Por Vilma Reis*
No contexto das forças políticas, os Movimentos Negros e de Mulheres Negras se organizam no país contra a reação conservadora que se levanta contra as diferentes formas de reparação, seja no mercado de trabalho, no acesso à educação ou no acesso a recursos, para que um grupo majoritário da sociedade brasileira, a população negra, possa apresentar suas narrativas para as gerações atuais e deixe seu legado, na dramaturgia, na dança, na música ou em outra forma de manifestação da cultura, para as gerações vindouras. Essa manifestação do conservadorismo quando não permite a equidade, através de ações afirmativas, impede a partilha dos bens e recursos produzidas por todo povo brasileiro, evidenciando que é o racismo que estrutura o Brasil, onde o medo branco da onda negra permanece como um fenômeno longevo.
O Ministério da Cultura, conhecido como MinC, uma instituição com apenas 28 anos de existência, tão jovem como o recente período que o Brasil vive de intervalos de regimes autoritários, até 2012 o MinC seguia como se não houvesse divergência e vontade por parte daqueles e daquelas que produz a cena cultural negra em sua diversidade, à demanda por acessar os recursos do Ministério. Fóruns, Conferências, Painéis locais e nacionais foram organizados, Cias, Coletivos, Grupos, Posses foram erguidas, sempre cumprindo uma missão secular de ofertar a cultura, não como produto da indústria mas como reflexão, alimento, transmissão, para nossas dores, respostas contundentes diante das tragédias, das alegrias e celebrações da memória.

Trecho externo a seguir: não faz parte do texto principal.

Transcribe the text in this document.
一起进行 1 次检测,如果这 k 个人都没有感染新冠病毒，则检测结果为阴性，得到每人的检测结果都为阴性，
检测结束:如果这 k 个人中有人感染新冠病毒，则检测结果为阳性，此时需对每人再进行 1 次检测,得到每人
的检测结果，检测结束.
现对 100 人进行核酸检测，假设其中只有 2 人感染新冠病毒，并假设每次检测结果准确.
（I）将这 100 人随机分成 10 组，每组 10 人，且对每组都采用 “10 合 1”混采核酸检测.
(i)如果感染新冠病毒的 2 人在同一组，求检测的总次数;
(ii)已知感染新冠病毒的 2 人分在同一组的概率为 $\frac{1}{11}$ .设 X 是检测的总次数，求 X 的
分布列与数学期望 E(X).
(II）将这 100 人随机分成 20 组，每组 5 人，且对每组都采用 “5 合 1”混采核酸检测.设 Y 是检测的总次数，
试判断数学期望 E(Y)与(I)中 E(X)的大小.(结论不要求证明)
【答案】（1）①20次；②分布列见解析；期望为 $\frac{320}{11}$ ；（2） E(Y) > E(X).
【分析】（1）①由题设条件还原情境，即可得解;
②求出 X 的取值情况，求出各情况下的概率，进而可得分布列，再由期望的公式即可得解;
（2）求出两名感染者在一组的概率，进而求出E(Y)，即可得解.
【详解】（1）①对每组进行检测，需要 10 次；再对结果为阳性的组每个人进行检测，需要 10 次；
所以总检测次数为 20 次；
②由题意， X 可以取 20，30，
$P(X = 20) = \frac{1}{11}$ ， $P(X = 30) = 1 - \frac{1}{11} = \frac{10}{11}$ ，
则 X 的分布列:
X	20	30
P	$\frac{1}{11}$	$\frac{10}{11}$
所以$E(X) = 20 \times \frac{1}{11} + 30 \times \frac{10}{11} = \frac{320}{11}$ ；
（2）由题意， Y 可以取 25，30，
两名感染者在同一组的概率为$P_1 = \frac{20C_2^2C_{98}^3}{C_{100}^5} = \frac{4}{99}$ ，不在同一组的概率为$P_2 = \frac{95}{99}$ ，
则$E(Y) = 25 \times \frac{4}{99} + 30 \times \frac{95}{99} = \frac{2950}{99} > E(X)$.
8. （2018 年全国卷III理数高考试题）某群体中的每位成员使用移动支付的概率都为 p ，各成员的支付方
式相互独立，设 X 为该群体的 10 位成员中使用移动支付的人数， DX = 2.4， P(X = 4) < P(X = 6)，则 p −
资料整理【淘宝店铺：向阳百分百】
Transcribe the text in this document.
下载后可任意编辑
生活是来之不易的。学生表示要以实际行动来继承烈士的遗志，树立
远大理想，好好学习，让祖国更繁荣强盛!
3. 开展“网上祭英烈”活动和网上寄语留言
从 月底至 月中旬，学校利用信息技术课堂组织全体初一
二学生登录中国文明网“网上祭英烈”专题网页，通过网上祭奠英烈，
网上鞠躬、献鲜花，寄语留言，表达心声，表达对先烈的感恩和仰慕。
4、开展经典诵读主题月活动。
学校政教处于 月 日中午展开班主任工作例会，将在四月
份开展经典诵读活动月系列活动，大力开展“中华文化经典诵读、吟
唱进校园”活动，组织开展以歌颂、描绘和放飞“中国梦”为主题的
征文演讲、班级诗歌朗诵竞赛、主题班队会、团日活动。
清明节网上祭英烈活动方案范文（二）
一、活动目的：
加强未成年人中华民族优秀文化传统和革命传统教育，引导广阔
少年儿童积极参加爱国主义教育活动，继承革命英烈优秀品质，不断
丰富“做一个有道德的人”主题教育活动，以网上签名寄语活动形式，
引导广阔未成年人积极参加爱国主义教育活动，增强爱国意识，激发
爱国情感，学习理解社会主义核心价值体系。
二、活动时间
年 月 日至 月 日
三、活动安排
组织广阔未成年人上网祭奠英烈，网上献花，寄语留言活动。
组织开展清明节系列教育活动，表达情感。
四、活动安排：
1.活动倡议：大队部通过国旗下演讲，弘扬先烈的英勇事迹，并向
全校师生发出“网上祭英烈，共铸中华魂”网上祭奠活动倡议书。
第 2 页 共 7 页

Tornou-se praxe para os donos do poder quando um grupo negro se manifesta de uma forma mais arrojada, logo eles pensam ah! Vamos apoiar um projeto deles e eles não mais incomodam. Mas não é que os donos do poder ficaram perplexos quando diante de todas as ausências, desde 1944 fomos capazes de dizer o nosso texto, com o TEN – Teatro Experimenta do Negro, e bem antes produzimos um outro texto com Lima Barreto, e depois com Carolina Maria de Jesus, um século antes de Carolina, com Maria Firmina dos Reis, no Maranhão, uma mulher negra, em 1859, fez o primeiro romance de uma escritora, assinado como escritora e não com pseudônimo masculino. E depois, na cara da ditadura, em que pese não estar registrado nos manuais da historiografia dos aliados, nos anos 1970, com os Cadernos Negros, em 1978, criamos a possibilidade de dizer nossas LETRAS, com orgulho, vivos, vivas e de pé.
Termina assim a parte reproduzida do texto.